The project goes well but there are some challenges. So far, we have completed two GBDT parallel implementations (node parallel and feature parallel) with Open MP and collected some experiment results. We are now working on the third Open MP implementation and the MPI implementation of GBDT. The experiment results and the main challenge are talked in the following sections.
The building of GBDT is a serial process of building many trees. Each tree can only be built in the dependency of precious trees. Therefore, there is no tree-level parallelism. What we can do is to parallelize the building tree process. The first method is to parallelize the sub-tree building, i.e. node-level parallelizem. Since each node is using different data samples to split to children nodes, this process can be done in parallel.
However, there is a main problem of workload imbalance. Different node can have different depth, so the workload of each thread can vary a lot. This imbalance of workload results in speedup that is worse than linear.
The second method is feature-level parallelism. To create the children node, we need to enumerate each feature to find the best split. Since features are independent with each other, we can calculate the Gini index for each feature in parallel. After all threads finish, we can gather the results and determine the splitting values. In this method, the workload is balanced because each thread needs to process exactly the same number of instances for one node.
According to this website, there is another level parallelism. Instead of first looping nodes and then looping features, we can inverse the order and reduce the sorting overhead in each node. The experiement results on the website show that the level parallelism is very powerful which can achieve better performance than previous methods. However, we did not finish this part yet because it took our days to figure out how it really works and we have been debugging for several days. Now we are still not sure we fully understand it and we have emailed the author for further explanation.

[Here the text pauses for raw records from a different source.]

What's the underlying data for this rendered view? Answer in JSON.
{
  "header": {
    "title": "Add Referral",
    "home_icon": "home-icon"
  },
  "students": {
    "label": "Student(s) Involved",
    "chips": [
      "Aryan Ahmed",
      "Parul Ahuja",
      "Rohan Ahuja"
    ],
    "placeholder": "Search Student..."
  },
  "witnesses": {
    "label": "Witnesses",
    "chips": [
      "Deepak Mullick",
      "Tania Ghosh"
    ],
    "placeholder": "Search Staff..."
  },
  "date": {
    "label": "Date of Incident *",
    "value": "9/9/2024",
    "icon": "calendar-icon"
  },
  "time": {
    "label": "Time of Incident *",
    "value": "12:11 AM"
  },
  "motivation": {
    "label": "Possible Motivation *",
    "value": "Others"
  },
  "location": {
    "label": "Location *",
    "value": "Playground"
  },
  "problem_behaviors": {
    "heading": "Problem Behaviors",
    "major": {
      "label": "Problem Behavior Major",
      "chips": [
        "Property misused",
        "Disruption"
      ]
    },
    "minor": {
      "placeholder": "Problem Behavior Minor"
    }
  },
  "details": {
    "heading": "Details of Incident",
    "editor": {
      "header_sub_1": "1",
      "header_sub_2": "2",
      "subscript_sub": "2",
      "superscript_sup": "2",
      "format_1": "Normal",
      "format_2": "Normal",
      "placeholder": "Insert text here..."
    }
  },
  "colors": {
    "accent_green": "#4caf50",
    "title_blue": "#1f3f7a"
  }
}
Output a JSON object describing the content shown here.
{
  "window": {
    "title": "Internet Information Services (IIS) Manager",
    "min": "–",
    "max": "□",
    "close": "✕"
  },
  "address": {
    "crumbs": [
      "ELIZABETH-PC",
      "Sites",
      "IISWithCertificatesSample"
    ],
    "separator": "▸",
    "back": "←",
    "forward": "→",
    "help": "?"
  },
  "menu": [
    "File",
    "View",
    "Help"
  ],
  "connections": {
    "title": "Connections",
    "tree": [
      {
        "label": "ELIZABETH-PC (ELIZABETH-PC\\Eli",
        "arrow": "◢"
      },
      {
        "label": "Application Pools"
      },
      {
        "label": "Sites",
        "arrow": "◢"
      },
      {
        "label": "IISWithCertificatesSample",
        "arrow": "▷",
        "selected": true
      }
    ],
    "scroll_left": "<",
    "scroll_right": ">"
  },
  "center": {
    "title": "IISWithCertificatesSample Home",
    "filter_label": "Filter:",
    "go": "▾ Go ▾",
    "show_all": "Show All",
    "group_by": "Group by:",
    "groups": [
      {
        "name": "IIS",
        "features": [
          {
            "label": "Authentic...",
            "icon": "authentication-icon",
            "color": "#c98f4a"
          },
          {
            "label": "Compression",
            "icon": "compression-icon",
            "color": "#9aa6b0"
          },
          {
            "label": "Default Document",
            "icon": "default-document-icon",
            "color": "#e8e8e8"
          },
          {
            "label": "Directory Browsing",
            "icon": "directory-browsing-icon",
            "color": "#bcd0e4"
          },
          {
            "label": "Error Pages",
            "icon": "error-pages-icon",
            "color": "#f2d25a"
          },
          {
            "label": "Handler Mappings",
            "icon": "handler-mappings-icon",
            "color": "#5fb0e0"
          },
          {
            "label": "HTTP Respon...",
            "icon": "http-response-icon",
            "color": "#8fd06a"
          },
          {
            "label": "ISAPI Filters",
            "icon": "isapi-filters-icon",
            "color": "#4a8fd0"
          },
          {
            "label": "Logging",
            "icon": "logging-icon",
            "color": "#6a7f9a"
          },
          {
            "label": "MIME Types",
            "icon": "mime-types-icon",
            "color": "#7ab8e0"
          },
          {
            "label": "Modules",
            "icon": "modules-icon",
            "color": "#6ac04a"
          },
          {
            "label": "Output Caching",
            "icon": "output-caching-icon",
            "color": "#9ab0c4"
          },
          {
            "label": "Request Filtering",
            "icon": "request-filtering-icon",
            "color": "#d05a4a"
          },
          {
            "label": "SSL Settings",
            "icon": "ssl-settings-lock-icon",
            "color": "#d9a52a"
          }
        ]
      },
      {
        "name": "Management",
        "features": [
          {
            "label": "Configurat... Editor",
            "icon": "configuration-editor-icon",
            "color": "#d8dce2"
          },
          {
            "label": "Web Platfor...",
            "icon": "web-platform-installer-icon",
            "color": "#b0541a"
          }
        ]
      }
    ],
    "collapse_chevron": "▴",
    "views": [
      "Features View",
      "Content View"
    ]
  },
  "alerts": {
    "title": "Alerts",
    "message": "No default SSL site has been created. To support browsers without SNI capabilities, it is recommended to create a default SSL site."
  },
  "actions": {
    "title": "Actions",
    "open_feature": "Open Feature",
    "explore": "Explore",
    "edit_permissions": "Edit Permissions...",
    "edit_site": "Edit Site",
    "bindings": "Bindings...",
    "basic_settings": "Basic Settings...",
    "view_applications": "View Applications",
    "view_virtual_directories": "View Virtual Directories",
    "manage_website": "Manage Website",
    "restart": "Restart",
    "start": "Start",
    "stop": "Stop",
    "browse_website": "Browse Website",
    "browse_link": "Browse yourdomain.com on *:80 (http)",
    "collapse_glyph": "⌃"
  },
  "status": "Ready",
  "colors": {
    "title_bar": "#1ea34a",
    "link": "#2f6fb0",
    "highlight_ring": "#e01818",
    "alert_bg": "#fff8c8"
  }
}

The main challenge we met is to implement the level-parallelism. We have been stuck for days and we think we are on the right track now. We have emailed to the author and we would talk more details. If we cannot finish it before 12/2, we will stop it and continue to work on other parts. If there is time remaining, we will go back to finish this method.
Due to the limited time, we may not be able to finish the GPU version of the GBDT, which is our stretch goal according to the proposal.
Date | Task |
---|---|
11/15 | Finish the sequential version |
11/17 | Finish the open MP version node-parallelism |
11/18 | Finish the open MP version feature-parallelism |
11/29 | Stuck with open MP version level-parallelism |
12/2 | Finish the open MP version level-parallelism - Qinxin and Jiayuan |
12/5 | Finish the mpi version - Jiayuan |
12/7 | Finish the experiments and collecting data - Qinxin |
12/8 | Finish the poster - Qinxin and Jiayuan |
12/9 | The Poster Session |